Why Blockchain for Supply Chain Financing
The traditional Supply Chain Finance is the process where Suppliers sell their approved invoices to the bank or lender at a discount to prevent the delays in supply chain due to lack of funds. This mode offers buyer freedom to pay later and the supplier to secure the funds, and the intermediary bank deals with the buyer to receive the funds. Supply Chain Finance serves the purpose of easing the funding challenge for suppliers, and at the same time, enabling both buyers and the sellers to manage their working capital.
While Supply Chain Financing offers ease of operations, it suffers from a number of challenges, mainly due to the lack of automation in the payment processes. The approvals from buyers and delayed responses from the banks often result in glitches to the supply. Forgery of bills by suppliers is another major challenge, crippling Supply Chain Financing.

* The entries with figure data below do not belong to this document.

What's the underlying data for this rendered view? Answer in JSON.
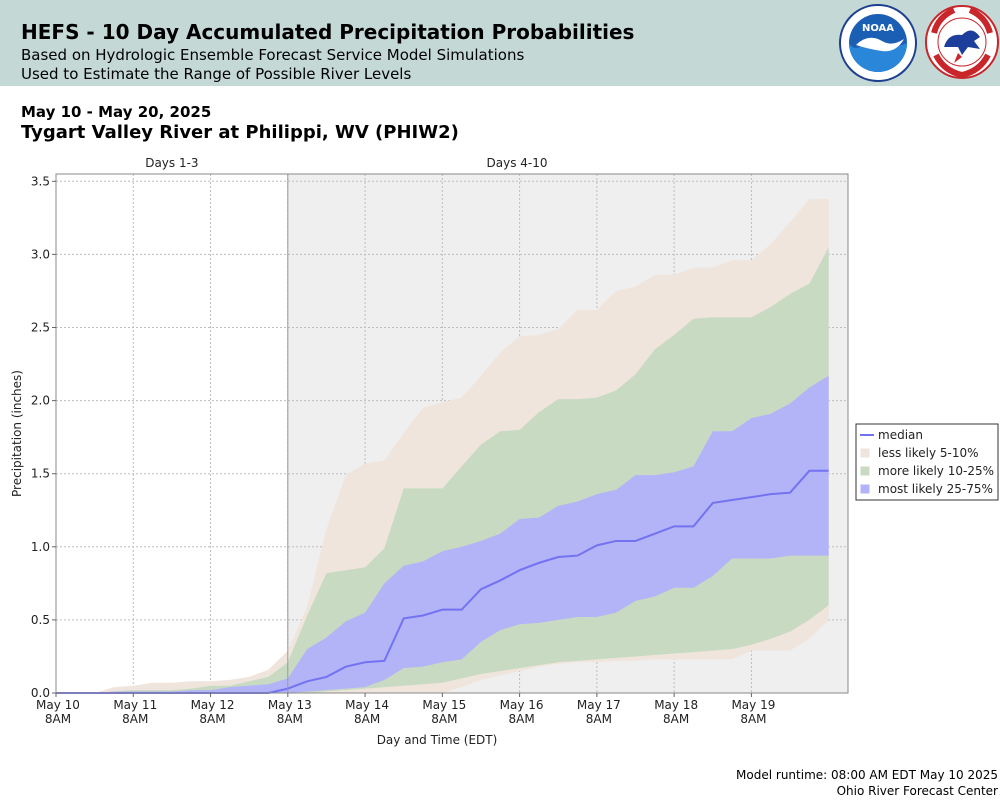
{
  "header": {
    "title": "HEFS - 10 Day Accumulated Precipitation Probabilities",
    "subtitle_1": "Based on Hydrologic Ensemble Forecast Service Model Simulations",
    "subtitle_2": "Used to Estimate the Range of Possible River Levels",
    "logos": [
      "noaa-logo",
      "national-weather-service-logo"
    ]
  },
  "date_range": "May 10 - May 20, 2025",
  "location": "Tygart Valley River at Philippi, WV (PHIW2)",
  "footer": {
    "model_runtime": "Model runtime: 08:00 AM EDT May 10 2025",
    "center": "Ohio River Forecast Center"
  },
  "colors": {
    "header_bg": "#c4d8d6",
    "median": "#7373f2",
    "band_5_10": "#efe5dc",
    "band_10_25": "#c8dbc2",
    "band_25_75": "#b3b3f8",
    "shaded_period_bg": "#efefef"
  },
  "chart_data": {
    "type": "area",
    "xlabel": "Day and Time (EDT)",
    "ylabel": "Precipitation (inches)",
    "ylim": [
      0,
      3.55
    ],
    "xlim": [
      0,
      10.25
    ],
    "x_unit": "days since May 10 8AM",
    "yticks": [
      "0.0",
      "0.5",
      "1.0",
      "1.5",
      "2.0",
      "2.5",
      "3.0",
      "3.5"
    ],
    "xticks": [
      {
        "x": 0,
        "line1": "May 10",
        "line2": "8AM"
      },
      {
        "x": 1,
        "line1": "May 11",
        "line2": "8AM"
      },
      {
        "x": 2,
        "line1": "May 12",
        "line2": "8AM"
      },
      {
        "x": 3,
        "line1": "May 13",
        "line2": "8AM"
      },
      {
        "x": 4,
        "line1": "May 14",
        "line2": "8AM"
      },
      {
        "x": 5,
        "line1": "May 15",
        "line2": "8AM"
      },
      {
        "x": 6,
        "line1": "May 16",
        "line2": "8AM"
      },
      {
        "x": 7,
        "line1": "May 17",
        "line2": "8AM"
      },
      {
        "x": 8,
        "line1": "May 18",
        "line2": "8AM"
      },
      {
        "x": 9,
        "line1": "May 19",
        "line2": "8AM"
      }
    ],
    "periods": [
      {
        "label": "Days 1-3",
        "start": 0,
        "end": 3,
        "shaded": false
      },
      {
        "label": "Days 4-10",
        "start": 3,
        "end": 10.25,
        "shaded": true
      }
    ],
    "grid": true,
    "legend_position": "right",
    "legend": [
      {
        "label": "median",
        "kind": "line",
        "color": "#7373f2"
      },
      {
        "label": "less likely 5-10%",
        "kind": "patch",
        "color": "#efe5dc"
      },
      {
        "label": "more likely 10-25%",
        "kind": "patch",
        "color": "#c8dbc2"
      },
      {
        "label": "most likely 25-75%",
        "kind": "patch",
        "color": "#b3b3f8"
      }
    ],
    "x": [
      0,
      0.25,
      0.5,
      0.75,
      1,
      1.25,
      1.5,
      1.75,
      2,
      2.25,
      2.5,
      2.75,
      3,
      3.25,
      3.5,
      3.75,
      4,
      4.25,
      4.5,
      4.75,
      5,
      5.25,
      5.5,
      5.75,
      6,
      6.25,
      6.5,
      6.75,
      7,
      7.25,
      7.5,
      7.75,
      8,
      8.25,
      8.5,
      8.75,
      9,
      9.25,
      9.5,
      9.75,
      10
    ],
    "series": {
      "p5": [
        0,
        0,
        0,
        0,
        0,
        0,
        0,
        0,
        0,
        0,
        0,
        0,
        0,
        0,
        0,
        0,
        0,
        0,
        0,
        0,
        0,
        0.04,
        0.09,
        0.12,
        0.15,
        0.18,
        0.2,
        0.21,
        0.21,
        0.22,
        0.22,
        0.23,
        0.23,
        0.23,
        0.23,
        0.23,
        0.29,
        0.29,
        0.29,
        0.37,
        0.5
      ],
      "p10": [
        0,
        0,
        0,
        0,
        0,
        0,
        0,
        0,
        0,
        0,
        0,
        0,
        0,
        0,
        0.01,
        0.02,
        0.03,
        0.04,
        0.05,
        0.06,
        0.07,
        0.1,
        0.13,
        0.15,
        0.17,
        0.19,
        0.21,
        0.22,
        0.23,
        0.24,
        0.25,
        0.26,
        0.27,
        0.28,
        0.29,
        0.3,
        0.33,
        0.37,
        0.42,
        0.5,
        0.6
      ],
      "p25": [
        0,
        0,
        0,
        0,
        0,
        0,
        0,
        0,
        0,
        0,
        0,
        0,
        0,
        0.01,
        0.02,
        0.03,
        0.04,
        0.09,
        0.17,
        0.18,
        0.21,
        0.23,
        0.35,
        0.43,
        0.47,
        0.48,
        0.5,
        0.52,
        0.52,
        0.55,
        0.63,
        0.66,
        0.72,
        0.72,
        0.8,
        0.92,
        0.92,
        0.92,
        0.94,
        0.94,
        0.94
      ],
      "median": [
        0,
        0,
        0,
        0,
        0,
        0,
        0,
        0,
        0,
        0,
        0,
        0,
        0.03,
        0.08,
        0.11,
        0.18,
        0.21,
        0.22,
        0.51,
        0.53,
        0.57,
        0.57,
        0.71,
        0.77,
        0.84,
        0.89,
        0.93,
        0.94,
        1.01,
        1.04,
        1.04,
        1.09,
        1.14,
        1.14,
        1.3,
        1.32,
        1.34,
        1.36,
        1.37,
        1.52,
        1.52
      ],
      "p75": [
        0,
        0,
        0,
        0.01,
        0.01,
        0.01,
        0.01,
        0.02,
        0.02,
        0.04,
        0.05,
        0.06,
        0.1,
        0.3,
        0.38,
        0.49,
        0.55,
        0.75,
        0.87,
        0.9,
        0.97,
        1.0,
        1.04,
        1.09,
        1.19,
        1.2,
        1.28,
        1.31,
        1.36,
        1.39,
        1.49,
        1.49,
        1.51,
        1.55,
        1.79,
        1.79,
        1.88,
        1.91,
        1.98,
        2.09,
        2.17
      ],
      "p90": [
        0,
        0,
        0,
        0.01,
        0.02,
        0.02,
        0.02,
        0.03,
        0.05,
        0.05,
        0.08,
        0.11,
        0.21,
        0.53,
        0.82,
        0.84,
        0.86,
        0.99,
        1.4,
        1.4,
        1.4,
        1.55,
        1.7,
        1.79,
        1.8,
        1.92,
        2.01,
        2.01,
        2.02,
        2.07,
        2.18,
        2.35,
        2.45,
        2.56,
        2.57,
        2.57,
        2.57,
        2.64,
        2.73,
        2.8,
        3.05
      ],
      "p95": [
        0,
        0,
        0,
        0.04,
        0.05,
        0.07,
        0.07,
        0.08,
        0.08,
        0.09,
        0.11,
        0.16,
        0.29,
        0.59,
        1.12,
        1.49,
        1.57,
        1.59,
        1.78,
        1.95,
        1.99,
        2.02,
        2.17,
        2.33,
        2.44,
        2.45,
        2.49,
        2.62,
        2.62,
        2.75,
        2.78,
        2.86,
        2.86,
        2.91,
        2.91,
        2.96,
        2.96,
        3.07,
        3.22,
        3.38,
        3.38
      ]
    }
  }
}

The answer to all these major pain points in Supply Chain Financing is the disruptive Blockchain Technology. Being an immutable, decentralized and shared ledger, this technology has found its use across various verticals and industries. In the case of Supply Chain Financing, Blockchain is able to address the challenges through its smart contracts. These automated and fool-proof contracts enable all the participating parties of the chain to share a single shared ledger. A shared ledger cuts down on time for suppliers to wait for the approvals of buyers on the bills. The three major concern areas of Supply Chain Financing, lack of visibility, demand management and process optimization, are streamlined and addressed through this disruptive technology. Blockchain offers a transparent ecosystem for participants to interact freely and work in tandem, without the fear of forgery, creating a secure and trustless process.